Me gustaría poder mencionar a otras personas, a algunas no las había conocido todavía, como mis amigos y amigas del Instituto Sueco Argentino que sé que habrían estado, con total seguridad lo puedo afirmar, no tengo la más mínima duda sobre esta afirmación.

Claramente no es éste un capítulo del que se pueda decir que es interesante, pero yo precisaba escribirlo. Hace ya varios días que la idea asaltaba mi mente, y fue justamente hoy, al leer algo que escribió en un medio de prensa una médica responsable del área de Terapia Intensiva del Hospital de Clínicas, sobre lo vivido durante la pandemia del Covid-19 que me decidí a hacerlo.

Si he incurrido en omisiones de algunos nombres, de algunas personas, pido disculpas, no lo hice a propósito, sólo que consideré mencionar a los más presentes, a aquellas que siempre estuvieron y nunca dudaron en dar una mano, sí debo reconocer que algunas personas no fueron mencionadas porque sencillamente no estuvieron, y lo más doloroso es que uno esperaba que estuvieran, pero como me dijera una buena amiga hace un tiempo atrás, hay personas que no pueden sobrellevar el dolor ajeno, les resulta imposible, y otras tal vez no tuvieron la educación necesaria que les permita distinguir el cómo y el cuándo estar, pues bien, vamos a darle la razón a mi amiga, aunque muy en el fondo de mi alma sus ausencias siguen resonando en mi mente.
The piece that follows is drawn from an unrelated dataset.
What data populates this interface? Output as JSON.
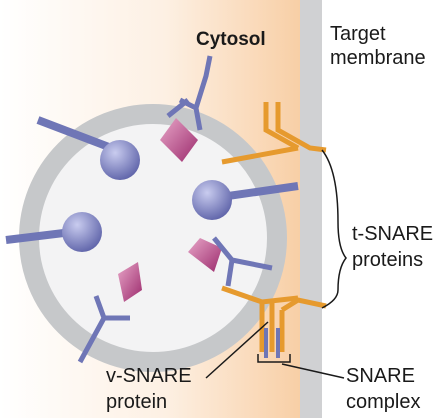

A modo de cierre, puedo afirmar que cada noche, cuando apoyo mi cabeza en la almohada, lo hago con la más absoluta paz interior de saber que hice todo lo humanamente posible para que mi madre viviera todo lo que Dios dispusiera que así sea, de haber podido hacer más habría sido, lisa y llanamente un milagro.

Sin duda alguna, la seguiré extrañando por siempre, agradeciendo sus enseñanzas, y la senda que me marcó como la correcta en esta vida, la del amor, la de la responsabilidad, la decencia, el compromiso, el respeto, y el agradecimiento, el mismo agradecimiento que ella tuvo para con todos mis amigos, los hermanos que yo elegí, y que ella no me pudo dar, pero que los adoptó como tales a cada uno de ellos.

Los años pasaron, y su recuerdo sigue imborrable al día de hoy, a veces sueño con ella, y creo que por ahí debe andar cuidando de su hijo, tal y como lo hiciera durante tantos años.